Actually you will get a delay regardless of partition size as it doesn't make any difference whether it's copying on same partition, between partitions on same drive, or between partitions on different drives, it is still doing a file copy (you end up with 2 copies of same file). What you are referring to is a file move within same partition, where the file data isn't copied, just the directory structure is updated to reflect the new location of the file. However, if a file is moved between partitions on same or different drives, then the file data has to be copied and the source then deleted. So in that case a file move is the same as doing a file copy followed by a source file delete.
It actually has everything to do with I/O because the maximum data transfer rate is related to the rotational speed of the drives involved in the copying process. Regardless of whether the data is being copied on same drive or different drives, it still has to travel across the ATA bus to the computers memory and back again. As I said before, when duplicating files on same drive, the drive head(s) must seek back & forth to the source location (for reads) and the destination location (for writes) therefore involving much more drive head seeking. This is where buffering more data will help as it is increasing the data chunk size and this reduces the amount of head seeks necessary to complete the copy process.
No it isn't a long time if you do something else while copying but if you scale the filesize up, the amount of wasted time induced by head seeks caused by copying small chunks, increases and can amount to quite a lot of time. This is annoying if you need to get tasks done involving the copied file and must wait for it each time. If you need to do this many times a day the time wasted amounts to quite a lot with very big (xxGB sized) files. The only solution to this I have so far is to use 2 drives but sometimes I need to duplicate on same drive.

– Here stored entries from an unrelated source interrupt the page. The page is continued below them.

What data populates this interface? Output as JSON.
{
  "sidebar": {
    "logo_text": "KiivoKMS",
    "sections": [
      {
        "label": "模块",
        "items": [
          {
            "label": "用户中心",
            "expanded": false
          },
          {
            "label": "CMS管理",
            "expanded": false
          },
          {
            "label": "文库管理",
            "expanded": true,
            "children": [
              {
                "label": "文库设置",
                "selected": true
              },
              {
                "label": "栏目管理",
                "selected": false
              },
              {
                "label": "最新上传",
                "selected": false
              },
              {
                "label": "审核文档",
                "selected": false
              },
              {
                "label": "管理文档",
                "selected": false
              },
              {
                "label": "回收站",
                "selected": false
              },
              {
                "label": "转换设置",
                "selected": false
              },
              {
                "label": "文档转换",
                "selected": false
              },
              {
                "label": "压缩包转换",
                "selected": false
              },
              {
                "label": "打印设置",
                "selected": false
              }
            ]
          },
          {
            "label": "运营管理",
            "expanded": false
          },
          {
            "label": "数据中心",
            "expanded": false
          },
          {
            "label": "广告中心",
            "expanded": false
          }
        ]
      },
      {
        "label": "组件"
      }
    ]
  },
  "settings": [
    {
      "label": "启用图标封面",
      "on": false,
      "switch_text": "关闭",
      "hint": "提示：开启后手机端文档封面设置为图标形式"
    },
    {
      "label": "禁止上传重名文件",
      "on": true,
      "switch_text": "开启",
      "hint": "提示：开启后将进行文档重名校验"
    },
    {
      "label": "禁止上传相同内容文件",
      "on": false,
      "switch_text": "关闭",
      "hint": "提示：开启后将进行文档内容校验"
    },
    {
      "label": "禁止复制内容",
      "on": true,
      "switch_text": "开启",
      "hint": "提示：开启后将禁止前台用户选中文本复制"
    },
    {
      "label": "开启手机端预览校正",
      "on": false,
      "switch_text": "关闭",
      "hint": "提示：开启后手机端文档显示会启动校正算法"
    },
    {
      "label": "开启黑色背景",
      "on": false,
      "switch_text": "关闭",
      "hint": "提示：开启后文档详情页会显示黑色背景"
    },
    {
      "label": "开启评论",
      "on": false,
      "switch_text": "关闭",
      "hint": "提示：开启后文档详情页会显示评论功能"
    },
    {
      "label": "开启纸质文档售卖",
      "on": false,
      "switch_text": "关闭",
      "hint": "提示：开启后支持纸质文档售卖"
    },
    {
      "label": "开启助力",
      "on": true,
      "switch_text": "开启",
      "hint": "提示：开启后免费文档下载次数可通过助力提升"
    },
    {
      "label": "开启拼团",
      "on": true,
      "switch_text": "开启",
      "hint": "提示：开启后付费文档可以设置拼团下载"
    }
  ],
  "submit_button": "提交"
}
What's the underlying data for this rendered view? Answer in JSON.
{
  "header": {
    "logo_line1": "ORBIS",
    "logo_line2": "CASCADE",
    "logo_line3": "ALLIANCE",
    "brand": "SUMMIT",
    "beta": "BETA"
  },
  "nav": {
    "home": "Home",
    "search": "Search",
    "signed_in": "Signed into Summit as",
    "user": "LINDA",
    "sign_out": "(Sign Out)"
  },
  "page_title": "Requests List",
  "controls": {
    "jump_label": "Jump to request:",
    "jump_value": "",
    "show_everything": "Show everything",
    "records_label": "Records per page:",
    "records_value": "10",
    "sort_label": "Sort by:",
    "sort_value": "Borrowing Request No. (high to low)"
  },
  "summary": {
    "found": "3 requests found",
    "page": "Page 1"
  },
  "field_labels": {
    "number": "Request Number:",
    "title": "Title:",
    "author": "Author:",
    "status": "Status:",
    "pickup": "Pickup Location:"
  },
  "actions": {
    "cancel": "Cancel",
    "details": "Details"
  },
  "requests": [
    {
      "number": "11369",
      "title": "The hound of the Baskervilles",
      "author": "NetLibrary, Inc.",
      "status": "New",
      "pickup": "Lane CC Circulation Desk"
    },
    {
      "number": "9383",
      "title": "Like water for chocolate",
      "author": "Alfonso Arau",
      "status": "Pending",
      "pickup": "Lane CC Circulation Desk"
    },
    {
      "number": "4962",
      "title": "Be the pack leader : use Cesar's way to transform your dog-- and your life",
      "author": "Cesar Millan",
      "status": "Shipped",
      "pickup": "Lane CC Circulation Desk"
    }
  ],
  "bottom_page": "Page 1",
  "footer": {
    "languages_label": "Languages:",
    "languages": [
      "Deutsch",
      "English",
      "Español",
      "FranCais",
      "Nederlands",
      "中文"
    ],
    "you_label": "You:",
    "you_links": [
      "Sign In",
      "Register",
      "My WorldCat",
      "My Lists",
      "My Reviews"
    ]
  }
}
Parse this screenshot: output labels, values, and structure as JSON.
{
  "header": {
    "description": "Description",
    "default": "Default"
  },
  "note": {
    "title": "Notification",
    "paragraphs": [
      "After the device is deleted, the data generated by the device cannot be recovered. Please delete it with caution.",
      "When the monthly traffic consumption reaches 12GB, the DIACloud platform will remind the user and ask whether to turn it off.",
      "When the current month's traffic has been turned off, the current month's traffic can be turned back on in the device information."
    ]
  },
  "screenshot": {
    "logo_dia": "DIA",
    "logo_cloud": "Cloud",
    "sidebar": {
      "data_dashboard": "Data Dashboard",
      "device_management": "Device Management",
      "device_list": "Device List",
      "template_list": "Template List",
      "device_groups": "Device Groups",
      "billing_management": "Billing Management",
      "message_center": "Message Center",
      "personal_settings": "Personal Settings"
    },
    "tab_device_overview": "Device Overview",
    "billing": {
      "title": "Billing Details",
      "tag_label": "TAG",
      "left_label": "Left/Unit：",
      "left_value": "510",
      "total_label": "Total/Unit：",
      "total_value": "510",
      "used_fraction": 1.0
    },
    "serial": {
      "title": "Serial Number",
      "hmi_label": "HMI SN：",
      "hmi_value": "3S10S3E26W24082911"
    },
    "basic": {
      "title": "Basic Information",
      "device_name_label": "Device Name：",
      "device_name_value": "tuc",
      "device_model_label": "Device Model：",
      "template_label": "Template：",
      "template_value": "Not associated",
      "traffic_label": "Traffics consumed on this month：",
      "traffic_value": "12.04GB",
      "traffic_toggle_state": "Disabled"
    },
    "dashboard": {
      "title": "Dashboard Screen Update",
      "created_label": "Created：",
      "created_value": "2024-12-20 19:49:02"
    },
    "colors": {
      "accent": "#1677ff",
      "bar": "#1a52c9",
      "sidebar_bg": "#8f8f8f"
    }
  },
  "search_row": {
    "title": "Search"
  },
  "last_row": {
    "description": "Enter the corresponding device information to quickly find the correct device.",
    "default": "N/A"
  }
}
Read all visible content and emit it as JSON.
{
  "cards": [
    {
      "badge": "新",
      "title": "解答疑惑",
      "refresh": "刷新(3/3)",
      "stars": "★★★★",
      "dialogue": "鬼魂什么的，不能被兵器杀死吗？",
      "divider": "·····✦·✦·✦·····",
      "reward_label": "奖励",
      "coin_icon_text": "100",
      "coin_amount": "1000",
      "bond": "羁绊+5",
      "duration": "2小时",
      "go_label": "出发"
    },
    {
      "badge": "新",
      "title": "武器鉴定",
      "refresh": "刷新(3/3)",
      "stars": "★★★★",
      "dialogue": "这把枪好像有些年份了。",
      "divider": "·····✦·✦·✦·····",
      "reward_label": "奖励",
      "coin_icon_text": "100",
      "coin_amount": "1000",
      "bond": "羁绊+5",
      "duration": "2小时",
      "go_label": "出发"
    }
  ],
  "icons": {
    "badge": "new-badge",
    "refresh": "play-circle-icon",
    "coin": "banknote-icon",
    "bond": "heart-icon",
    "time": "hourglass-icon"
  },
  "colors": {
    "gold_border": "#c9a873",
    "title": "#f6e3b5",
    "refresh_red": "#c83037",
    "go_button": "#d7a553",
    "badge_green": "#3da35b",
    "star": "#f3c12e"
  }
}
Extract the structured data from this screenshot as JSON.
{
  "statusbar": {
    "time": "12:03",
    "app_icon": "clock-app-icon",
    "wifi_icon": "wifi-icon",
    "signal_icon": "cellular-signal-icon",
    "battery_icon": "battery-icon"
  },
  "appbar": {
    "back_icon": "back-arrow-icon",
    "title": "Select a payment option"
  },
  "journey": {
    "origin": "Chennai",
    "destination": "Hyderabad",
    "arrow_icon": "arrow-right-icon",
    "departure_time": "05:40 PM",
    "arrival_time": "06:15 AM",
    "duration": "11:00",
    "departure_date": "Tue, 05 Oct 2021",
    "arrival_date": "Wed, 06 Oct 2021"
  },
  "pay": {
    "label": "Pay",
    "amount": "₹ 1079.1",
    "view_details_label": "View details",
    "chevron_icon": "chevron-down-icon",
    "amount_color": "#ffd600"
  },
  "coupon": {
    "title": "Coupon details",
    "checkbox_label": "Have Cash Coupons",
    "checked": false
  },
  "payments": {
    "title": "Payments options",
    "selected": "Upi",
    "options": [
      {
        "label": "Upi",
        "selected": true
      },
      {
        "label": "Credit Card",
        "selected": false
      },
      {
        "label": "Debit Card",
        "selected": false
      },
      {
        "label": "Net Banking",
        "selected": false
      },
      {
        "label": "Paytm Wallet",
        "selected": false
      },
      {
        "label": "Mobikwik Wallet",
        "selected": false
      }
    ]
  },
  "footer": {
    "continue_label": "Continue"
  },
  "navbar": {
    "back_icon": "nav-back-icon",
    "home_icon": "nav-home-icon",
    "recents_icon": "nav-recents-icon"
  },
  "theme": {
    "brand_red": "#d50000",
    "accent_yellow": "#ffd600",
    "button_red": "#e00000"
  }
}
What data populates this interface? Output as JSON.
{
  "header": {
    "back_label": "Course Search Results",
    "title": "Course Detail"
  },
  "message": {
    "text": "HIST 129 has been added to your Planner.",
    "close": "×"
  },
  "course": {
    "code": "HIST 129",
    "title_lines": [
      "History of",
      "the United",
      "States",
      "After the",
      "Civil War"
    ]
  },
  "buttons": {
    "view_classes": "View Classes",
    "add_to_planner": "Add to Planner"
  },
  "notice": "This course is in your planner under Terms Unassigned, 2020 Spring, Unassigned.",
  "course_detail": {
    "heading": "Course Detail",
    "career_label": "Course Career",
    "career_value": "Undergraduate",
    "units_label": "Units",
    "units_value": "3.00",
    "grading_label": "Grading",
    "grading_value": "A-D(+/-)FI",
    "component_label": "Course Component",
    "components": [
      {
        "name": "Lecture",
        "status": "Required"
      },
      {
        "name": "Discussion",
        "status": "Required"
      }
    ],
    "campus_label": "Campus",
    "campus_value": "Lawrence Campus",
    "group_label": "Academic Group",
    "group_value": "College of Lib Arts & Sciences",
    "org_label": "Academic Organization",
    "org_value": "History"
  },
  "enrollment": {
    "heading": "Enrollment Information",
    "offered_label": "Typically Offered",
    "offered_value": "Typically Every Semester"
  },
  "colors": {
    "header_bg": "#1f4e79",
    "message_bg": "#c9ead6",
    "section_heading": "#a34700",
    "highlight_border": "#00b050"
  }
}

As I said, copying between 2 similar performing drives versus copying on either one of those drives only, is usually about a minimum of 1:2 ratio because one drive performs reads while the other writes, whereas a single drive has to do both reads and writes which it can't perform simultaneously, it has to do one or the other to achieve the task. What I don't like about windows is that it only manages about 1:3 ratio which I think is excessive and due to it copying in small chunks resulting in an increase of unecessary head seeking. This is why I would like to tweak windows to use more RAM during large file copies on same drive. It can also be helpful when copying between 2 drives where 1 or both are in use by other processes during a copy and/or 1 drive has much greater performance than the other.